A Controversy of Poets published in 1965 attempted to provide both arguments in one volume. Paris Leary represented the formalists and Robert Kelly, editor of Trobar and then a Deep Image poet, edited the new radicals. As Ron Silliman makes clear, Kelly redefined in his image just who those new radicals were. Gerrit Lansing made it into A Controversy of Poets and Olson remained in as well. Once again the Black Mountain School faired very well. Black Mountain poets appear often in the anthology. Additions like Lansing and a host of other Olson influenced younger poets speak to Olson’s strong presence. So once again Olson made his mark on contemporary poetry. The cigarette stain marks his presence in the volume and his hold on the poetry community.

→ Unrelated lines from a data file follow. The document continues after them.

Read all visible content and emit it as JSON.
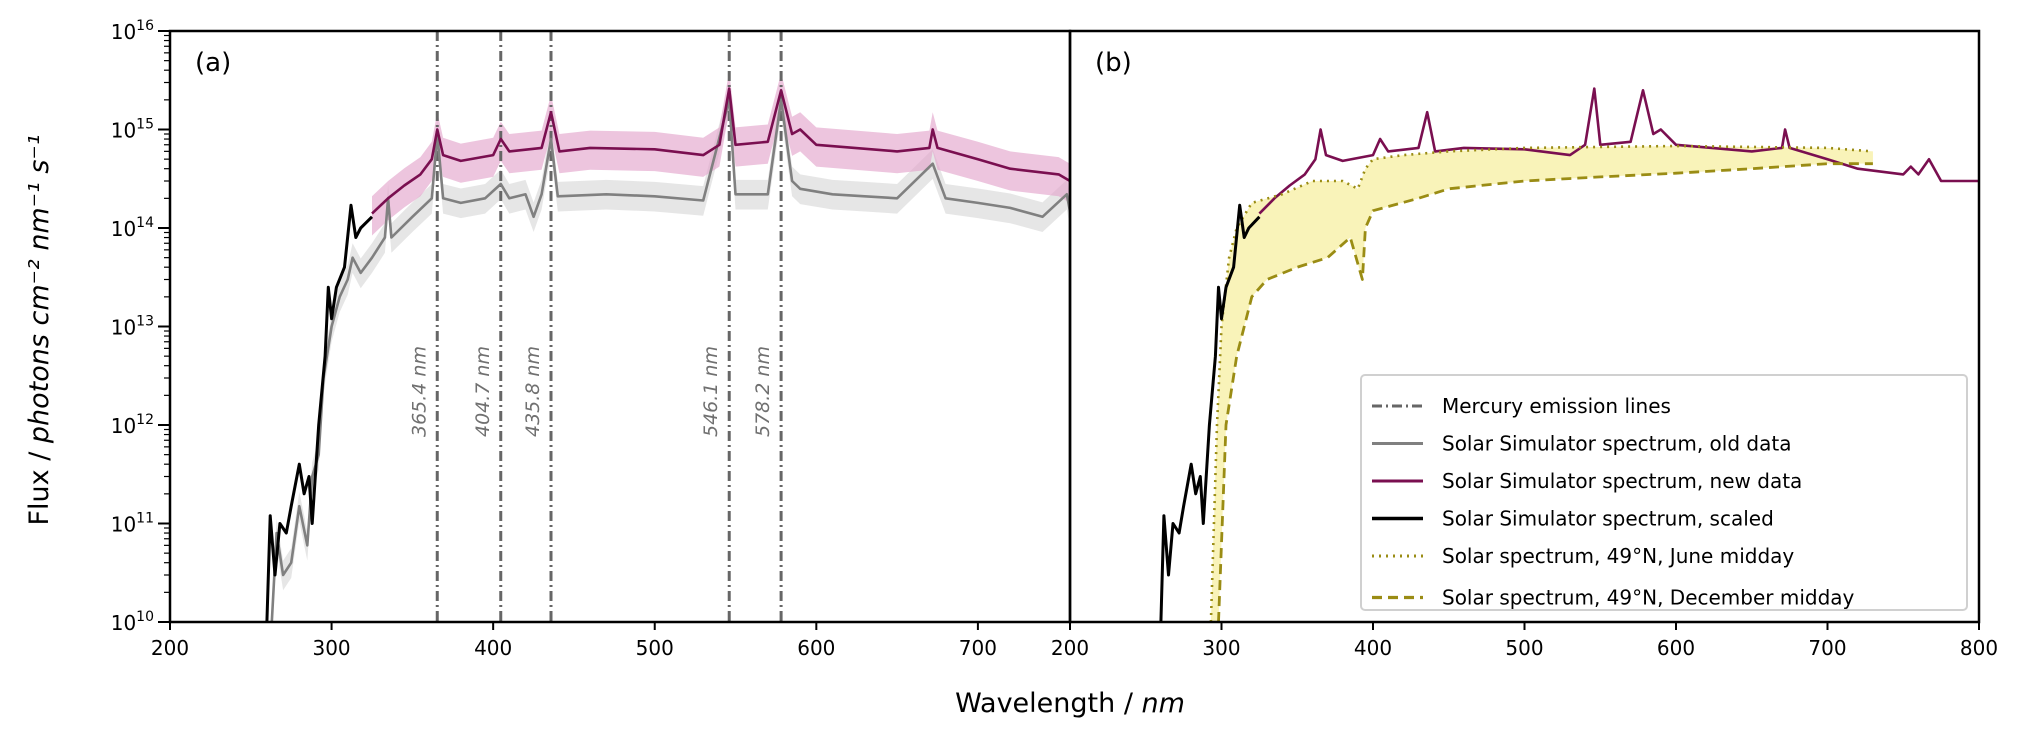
{
  "chart_data": [
    {
      "type": "line",
      "panel_label": "(a)",
      "xlim": [
        200,
        757
      ],
      "ylim": [
        10000000000.0,
        1e+16
      ],
      "yscale": "log",
      "grid": false,
      "xticks": [
        200,
        300,
        400,
        500,
        600,
        700
      ],
      "annotations": [
        "365.4 nm",
        "404.7 nm",
        "435.8 nm",
        "546.1 nm",
        "578.2 nm"
      ],
      "mercury_lines": [
        365.4,
        404.7,
        435.8,
        546.1,
        578.2
      ],
      "series": [
        {
          "key": "old",
          "band_factor": [
            0.7,
            1.4
          ],
          "points": [
            [
              263,
              10000000000.0
            ],
            [
              266,
              80000000000.0
            ],
            [
              270,
              30000000000.0
            ],
            [
              275,
              40000000000.0
            ],
            [
              280,
              150000000000.0
            ],
            [
              285,
              60000000000.0
            ],
            [
              288,
              300000000000.0
            ],
            [
              292,
              500000000000.0
            ],
            [
              295,
              3000000000000.0
            ],
            [
              300,
              10000000000000.0
            ],
            [
              305,
              20000000000000.0
            ],
            [
              310,
              30000000000000.0
            ],
            [
              313,
              50000000000000.0
            ],
            [
              318,
              35000000000000.0
            ],
            [
              325,
              50000000000000.0
            ],
            [
              333,
              80000000000000.0
            ],
            [
              335,
              200000000000000.0
            ],
            [
              337,
              80000000000000.0
            ],
            [
              350,
              130000000000000.0
            ],
            [
              362,
              200000000000000.0
            ],
            [
              365.4,
              900000000000000.0
            ],
            [
              369,
              200000000000000.0
            ],
            [
              380,
              180000000000000.0
            ],
            [
              395,
              200000000000000.0
            ],
            [
              404.7,
              280000000000000.0
            ],
            [
              410,
              200000000000000.0
            ],
            [
              420,
              220000000000000.0
            ],
            [
              425,
              130000000000000.0
            ],
            [
              430,
              220000000000000.0
            ],
            [
              435.8,
              800000000000000.0
            ],
            [
              440,
              210000000000000.0
            ],
            [
              470,
              220000000000000.0
            ],
            [
              500,
              210000000000000.0
            ],
            [
              530,
              190000000000000.0
            ],
            [
              546.1,
              2000000000000000.0
            ],
            [
              550,
              220000000000000.0
            ],
            [
              570,
              220000000000000.0
            ],
            [
              578.2,
              2000000000000000.0
            ],
            [
              585,
              300000000000000.0
            ],
            [
              590,
              250000000000000.0
            ],
            [
              610,
              220000000000000.0
            ],
            [
              630,
              210000000000000.0
            ],
            [
              650,
              200000000000000.0
            ],
            [
              672,
              450000000000000.0
            ],
            [
              680,
              200000000000000.0
            ],
            [
              700,
              180000000000000.0
            ],
            [
              720,
              160000000000000.0
            ],
            [
              740,
              130000000000000.0
            ],
            [
              755,
              220000000000000.0
            ],
            [
              758,
              120000000000000.0
            ]
          ]
        },
        {
          "key": "new",
          "band_factor": [
            0.6,
            1.5
          ],
          "points": [
            [
              325,
              140000000000000.0
            ],
            [
              335,
              200000000000000.0
            ],
            [
              345,
              270000000000000.0
            ],
            [
              355,
              350000000000000.0
            ],
            [
              362,
              500000000000000.0
            ],
            [
              365.4,
              1000000000000000.0
            ],
            [
              369,
              550000000000000.0
            ],
            [
              380,
              480000000000000.0
            ],
            [
              400,
              550000000000000.0
            ],
            [
              404.7,
              800000000000000.0
            ],
            [
              410,
              600000000000000.0
            ],
            [
              430,
              650000000000000.0
            ],
            [
              435.8,
              1500000000000000.0
            ],
            [
              441,
              600000000000000.0
            ],
            [
              460,
              650000000000000.0
            ],
            [
              500,
              630000000000000.0
            ],
            [
              530,
              550000000000000.0
            ],
            [
              540,
              700000000000000.0
            ],
            [
              546.1,
              2600000000000000.0
            ],
            [
              550,
              700000000000000.0
            ],
            [
              570,
              750000000000000.0
            ],
            [
              578.2,
              2500000000000000.0
            ],
            [
              585,
              900000000000000.0
            ],
            [
              590,
              1000000000000000.0
            ],
            [
              600,
              700000000000000.0
            ],
            [
              650,
              600000000000000.0
            ],
            [
              670,
              650000000000000.0
            ],
            [
              672,
              1000000000000000.0
            ],
            [
              675,
              650000000000000.0
            ],
            [
              700,
              500000000000000.0
            ],
            [
              720,
              400000000000000.0
            ],
            [
              750,
              350000000000000.0
            ],
            [
              757,
              300000000000000.0
            ]
          ]
        },
        {
          "key": "scaled",
          "points": [
            [
              260,
              10000000000.0
            ],
            [
              262,
              120000000000.0
            ],
            [
              265,
              30000000000.0
            ],
            [
              268,
              100000000000.0
            ],
            [
              272,
              80000000000.0
            ],
            [
              275,
              150000000000.0
            ],
            [
              280,
              400000000000.0
            ],
            [
              283,
              200000000000.0
            ],
            [
              286,
              300000000000.0
            ],
            [
              288,
              100000000000.0
            ],
            [
              292,
              1000000000000.0
            ],
            [
              296,
              5000000000000.0
            ],
            [
              298,
              25000000000000.0
            ],
            [
              300,
              12000000000000.0
            ],
            [
              303,
              25000000000000.0
            ],
            [
              308,
              40000000000000.0
            ],
            [
              312,
              170000000000000.0
            ],
            [
              315,
              80000000000000.0
            ],
            [
              318,
              100000000000000.0
            ],
            [
              325,
              130000000000000.0
            ]
          ]
        }
      ]
    },
    {
      "type": "line",
      "panel_label": "(b)",
      "xlim": [
        200,
        800
      ],
      "ylim": [
        10000000000.0,
        1e+16
      ],
      "yscale": "log",
      "grid": false,
      "xticks": [
        200,
        300,
        400,
        500,
        600,
        700,
        800
      ],
      "series": [
        {
          "key": "new",
          "points": [
            [
              325,
              140000000000000.0
            ],
            [
              335,
              200000000000000.0
            ],
            [
              345,
              270000000000000.0
            ],
            [
              355,
              350000000000000.0
            ],
            [
              362,
              500000000000000.0
            ],
            [
              365.4,
              1000000000000000.0
            ],
            [
              369,
              550000000000000.0
            ],
            [
              380,
              480000000000000.0
            ],
            [
              400,
              550000000000000.0
            ],
            [
              404.7,
              800000000000000.0
            ],
            [
              410,
              600000000000000.0
            ],
            [
              430,
              650000000000000.0
            ],
            [
              435.8,
              1500000000000000.0
            ],
            [
              441,
              600000000000000.0
            ],
            [
              460,
              650000000000000.0
            ],
            [
              500,
              630000000000000.0
            ],
            [
              530,
              550000000000000.0
            ],
            [
              540,
              700000000000000.0
            ],
            [
              546.1,
              2600000000000000.0
            ],
            [
              550,
              700000000000000.0
            ],
            [
              570,
              750000000000000.0
            ],
            [
              578.2,
              2500000000000000.0
            ],
            [
              585,
              900000000000000.0
            ],
            [
              590,
              1000000000000000.0
            ],
            [
              600,
              700000000000000.0
            ],
            [
              650,
              600000000000000.0
            ],
            [
              670,
              650000000000000.0
            ],
            [
              672,
              1000000000000000.0
            ],
            [
              675,
              650000000000000.0
            ],
            [
              700,
              500000000000000.0
            ],
            [
              720,
              400000000000000.0
            ],
            [
              750,
              350000000000000.0
            ],
            [
              755,
              420000000000000.0
            ],
            [
              760,
              350000000000000.0
            ],
            [
              767,
              500000000000000.0
            ],
            [
              775,
              300000000000000.0
            ],
            [
              800,
              300000000000000.0
            ]
          ]
        },
        {
          "key": "scaled",
          "points": [
            [
              260,
              10000000000.0
            ],
            [
              262,
              120000000000.0
            ],
            [
              265,
              30000000000.0
            ],
            [
              268,
              100000000000.0
            ],
            [
              272,
              80000000000.0
            ],
            [
              275,
              150000000000.0
            ],
            [
              280,
              400000000000.0
            ],
            [
              283,
              200000000000.0
            ],
            [
              286,
              300000000000.0
            ],
            [
              288,
              100000000000.0
            ],
            [
              292,
              1000000000000.0
            ],
            [
              296,
              5000000000000.0
            ],
            [
              298,
              25000000000000.0
            ],
            [
              300,
              12000000000000.0
            ],
            [
              303,
              25000000000000.0
            ],
            [
              308,
              40000000000000.0
            ],
            [
              312,
              170000000000000.0
            ],
            [
              315,
              80000000000000.0
            ],
            [
              318,
              100000000000000.0
            ],
            [
              325,
              130000000000000.0
            ]
          ]
        },
        {
          "key": "june",
          "points": [
            [
              293,
              10000000000.0
            ],
            [
              297,
              1000000000000.0
            ],
            [
              300,
              10000000000000.0
            ],
            [
              305,
              50000000000000.0
            ],
            [
              310,
              100000000000000.0
            ],
            [
              320,
              180000000000000.0
            ],
            [
              340,
              220000000000000.0
            ],
            [
              360,
              300000000000000.0
            ],
            [
              380,
              300000000000000.0
            ],
            [
              390,
              250000000000000.0
            ],
            [
              395,
              400000000000000.0
            ],
            [
              400,
              500000000000000.0
            ],
            [
              420,
              550000000000000.0
            ],
            [
              450,
              600000000000000.0
            ],
            [
              500,
              650000000000000.0
            ],
            [
              600,
              680000000000000.0
            ],
            [
              700,
              650000000000000.0
            ],
            [
              730,
              600000000000000.0
            ]
          ]
        },
        {
          "key": "december",
          "points": [
            [
              298,
              10000000000.0
            ],
            [
              303,
              1000000000000.0
            ],
            [
              310,
              5000000000000.0
            ],
            [
              320,
              20000000000000.0
            ],
            [
              330,
              30000000000000.0
            ],
            [
              350,
              40000000000000.0
            ],
            [
              370,
              50000000000000.0
            ],
            [
              385,
              80000000000000.0
            ],
            [
              393,
              30000000000000.0
            ],
            [
              395,
              100000000000000.0
            ],
            [
              400,
              150000000000000.0
            ],
            [
              430,
              200000000000000.0
            ],
            [
              450,
              250000000000000.0
            ],
            [
              500,
              300000000000000.0
            ],
            [
              550,
              330000000000000.0
            ],
            [
              600,
              360000000000000.0
            ],
            [
              650,
              400000000000000.0
            ],
            [
              700,
              450000000000000.0
            ],
            [
              730,
              450000000000000.0
            ]
          ]
        }
      ]
    }
  ],
  "axes": {
    "xlabel": "Wavelength / ",
    "xlabel_unit": "nm",
    "ylabel": "Flux / ",
    "ylabel_unit": "photons cm⁻² nm⁻¹ s⁻¹",
    "ytick_exponents": [
      "10",
      "11",
      "12",
      "13",
      "14",
      "15",
      "16"
    ],
    "ytick_base": "10"
  },
  "legend": {
    "position": "lower-right of panel (b)",
    "entries": [
      {
        "key": "mercury",
        "label": "Mercury emission lines",
        "style": "dashdot"
      },
      {
        "key": "old",
        "label": "Solar Simulator spectrum, old data",
        "style": "solid"
      },
      {
        "key": "new",
        "label": "Solar Simulator spectrum, new data",
        "style": "solid"
      },
      {
        "key": "scaled",
        "label": "Solar Simulator spectrum, scaled",
        "style": "solid"
      },
      {
        "key": "june",
        "label": "Solar spectrum, 49°N, June midday",
        "style": "dotted"
      },
      {
        "key": "december",
        "label": "Solar spectrum, 49°N, December midday",
        "style": "dashed"
      }
    ]
  },
  "colors": {
    "mercury": "#666666",
    "old": "#808080",
    "old_band": "#d9d9d9",
    "new": "#7a0f50",
    "new_band": "#e3a6cc",
    "scaled": "#000000",
    "june": "#9a8c14",
    "december": "#9a8c14",
    "solar_band": "#f7f0a8"
  }
}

Yet Olson no longer stands tall as “the” dominant figure. Olson’s voice blends in with a chorus of others unlike in the Allen anthology where Maximus threatens to drown out the other poets. In addition the anthology shows that by 1965 Olson appeared as an establishment figure and someone to be reacted against. Jack Spicer felt that way and expressed his views in the Vancouver Lectures comparing Olson to President Johnson. I feel that Bukowski and the blue collar / skid row school viewed Olson in that manner. Younger poets sought to knock Olson off his pedestal. Kelly’s anthology begins that process. Therefore, the tobacco stain can be viewed as an act of dismissal or disapproval towards his threatened position in the poetry world. An anthology that challenges Olson’s pride of place was nothing more than an ashtray that Maximus would relegate to the dustbin of literary history.

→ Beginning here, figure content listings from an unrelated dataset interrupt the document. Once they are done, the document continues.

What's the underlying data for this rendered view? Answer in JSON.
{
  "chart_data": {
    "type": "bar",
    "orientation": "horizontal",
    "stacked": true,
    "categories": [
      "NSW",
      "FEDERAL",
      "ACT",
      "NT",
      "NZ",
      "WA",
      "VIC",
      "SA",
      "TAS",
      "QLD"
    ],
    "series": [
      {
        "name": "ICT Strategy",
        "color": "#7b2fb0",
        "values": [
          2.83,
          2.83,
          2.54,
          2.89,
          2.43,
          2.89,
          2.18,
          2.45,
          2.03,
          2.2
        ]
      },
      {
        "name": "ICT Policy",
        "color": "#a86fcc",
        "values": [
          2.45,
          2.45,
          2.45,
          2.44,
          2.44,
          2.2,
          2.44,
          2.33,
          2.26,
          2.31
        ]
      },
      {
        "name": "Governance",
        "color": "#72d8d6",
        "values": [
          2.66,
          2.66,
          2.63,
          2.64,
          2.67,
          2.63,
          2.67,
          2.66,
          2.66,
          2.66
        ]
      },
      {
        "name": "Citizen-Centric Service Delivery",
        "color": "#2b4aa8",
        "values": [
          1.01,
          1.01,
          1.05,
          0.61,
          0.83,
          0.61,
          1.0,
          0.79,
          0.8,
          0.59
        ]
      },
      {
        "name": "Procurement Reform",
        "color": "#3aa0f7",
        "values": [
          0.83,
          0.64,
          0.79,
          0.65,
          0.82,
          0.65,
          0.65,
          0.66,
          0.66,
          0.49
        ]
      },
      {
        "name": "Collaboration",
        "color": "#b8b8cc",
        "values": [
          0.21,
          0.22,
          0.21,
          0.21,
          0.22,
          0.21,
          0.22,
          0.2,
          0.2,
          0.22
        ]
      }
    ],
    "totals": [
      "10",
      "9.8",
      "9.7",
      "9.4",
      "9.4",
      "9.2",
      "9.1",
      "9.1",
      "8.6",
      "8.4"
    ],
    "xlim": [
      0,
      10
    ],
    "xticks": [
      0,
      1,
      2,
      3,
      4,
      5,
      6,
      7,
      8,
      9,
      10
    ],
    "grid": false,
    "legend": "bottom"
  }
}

This is all playful speculation. As my friend reminded me, “Then again it might only be a misplaced fag at the end of a long night of smoke and drink.” But clearly, A Controversy of Poets speaks volumes as content and object. In any case the book has become very special to me. Reading about Olson, almost all commentators agree that he was a larger than life figure with a super-human appetite and intellect. The anthology makes me wonder just what it would be like to take the full force of Olson for an evening: the cigarettes, the alcohol, the talk. Most of all the talk, as Olson welded it like a weapon with the power of a blunt instrument. The Maximus LP by Folkways gives little hint of his strength. Could I withstand the onslaught? Could I hold my own? And most of all would I understand what the hell he was talking about?

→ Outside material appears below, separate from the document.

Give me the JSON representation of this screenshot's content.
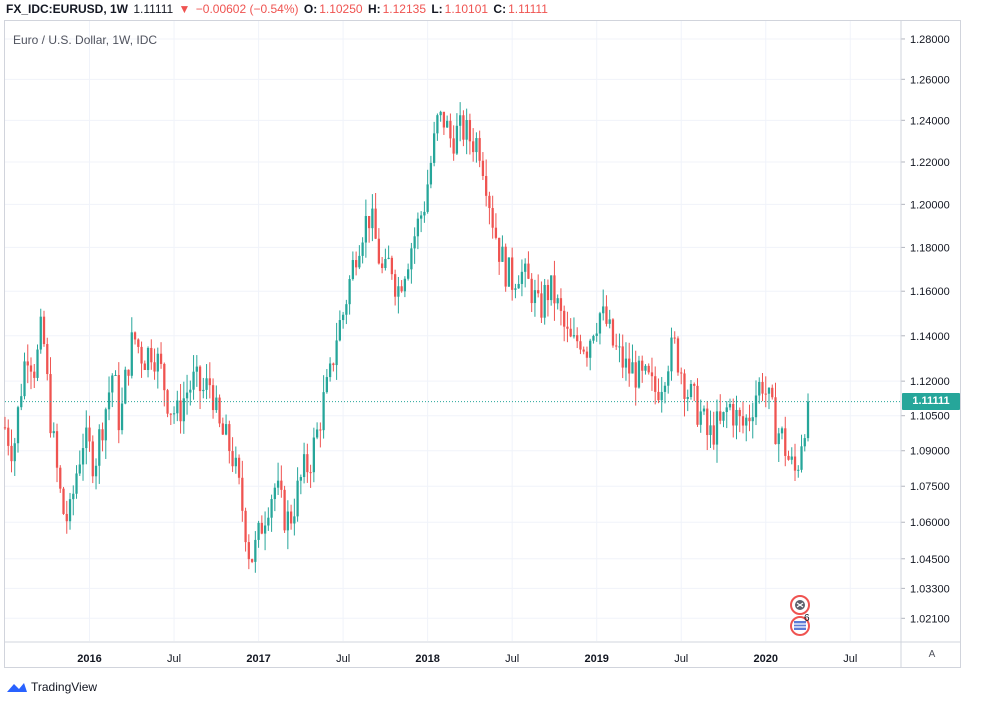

Nice piece: I knew Gerrit (wrote an article about him for “Behutet” zine) and worked in Olson’s post office. I share your fetishism for the tattered, nicotine scorched, paperback and your dread of the ghost of Maximus (I’ve asked myself your same last 3 questions).
You happen to have any issues of Set. Sounds like a wonderful magazine and it looks great too. Gerritt edited it for a few issues in the early 1960s.
Only source I have for “Set” is the pdf.:
http://xtina.org/projects/SET.html
I have at least one Set and perhaps the other one. I got them when I was in high school and met Gerrit Lansing through my high school teacher Harry Martin.
Chris
This is an interesting comment. Doing research on Harry Martin. What school did you attend?